Reports rarely highlight the fact Vibrio vulnificus is naturally in saltwater everywhere, the rarity of infections, common pre-existing conditions of those affected or ways to protect against infection. The reports also tend to misinform people that Texas Beach Watch advisories are alerts for “flesh-eating bacteria” when they actually are not.
More than 10 million people visited Texas beaches in 2015 and less than 0.00035 percent acquired Vibrio vulnificus. Most of those who get infections recover without long-term health consequences. By comparison, 100 times as many people were killed in vehicle crashes in Texas during the same year.
The fact is every year a small number of people get Vibrio vulnificus from beach water. It’s unfortunate and an unpleasant experience. But another less-known fact is almost all those affected were at an increased risk due to diabetes, liver disease, or cancer and had open sores or wounds when they got into the water. Healthy people are extraordinarily less likely to get an infection than the ill.
Swimming in natural bodies of water anywhere comes with risk. To reduce it, beachgoers with open cuts or sores, especially those with pre-existing conditions, should avoid swimming or check with their doctor first.

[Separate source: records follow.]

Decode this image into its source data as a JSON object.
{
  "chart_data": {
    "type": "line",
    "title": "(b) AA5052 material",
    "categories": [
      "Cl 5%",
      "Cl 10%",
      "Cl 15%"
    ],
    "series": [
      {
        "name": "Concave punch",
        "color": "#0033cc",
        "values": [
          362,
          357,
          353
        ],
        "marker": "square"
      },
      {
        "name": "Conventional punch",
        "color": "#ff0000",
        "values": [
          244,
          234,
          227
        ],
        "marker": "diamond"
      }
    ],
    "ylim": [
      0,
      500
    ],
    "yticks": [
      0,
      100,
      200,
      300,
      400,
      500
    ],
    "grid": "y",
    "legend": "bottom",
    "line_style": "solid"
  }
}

If you cut yourself while in natural bodies of water anywhere, immediately leave the water, thoroughly clean the wound and do not return until the wound heals. It’s important to keep an eye on the area for infection or swelling. If either occur, get medical attention immediately. Vibrio vulnificus infections are treatable. Consider wearing water shoes while swimming and gloves or waders while fishing to help prevent cuts.
Texas Beach Watch
Texas Beach Watch advisories are not for “flesh-eating bacteria,” rather Enterococcus, a bacteria commonly found in rainwater runoff. Advisories typically last 48 hours and can be avoided by moving a few blocks to a beach that’s not under advisory. Although infection from Enterococcus is also rare and often less serious than Vibrio vulnificus, the same risk factors apply and same precautions should be followed. Visit www.gchd.org/beachwatch for more information about Texas Beach Watch.
Research the facts
We at the Galveston County Health District urge you to research facts online from sources like the Centers for Disease Control and Prevention, Texas Department of State Health Services or our website, www.gchd.org/beachwater.
Thankfully, The Daily News avoids the hype and sensationalization many of the local television stations routinely utilize.
Be careful driving to the beach and always be cautious in natural bodies of water.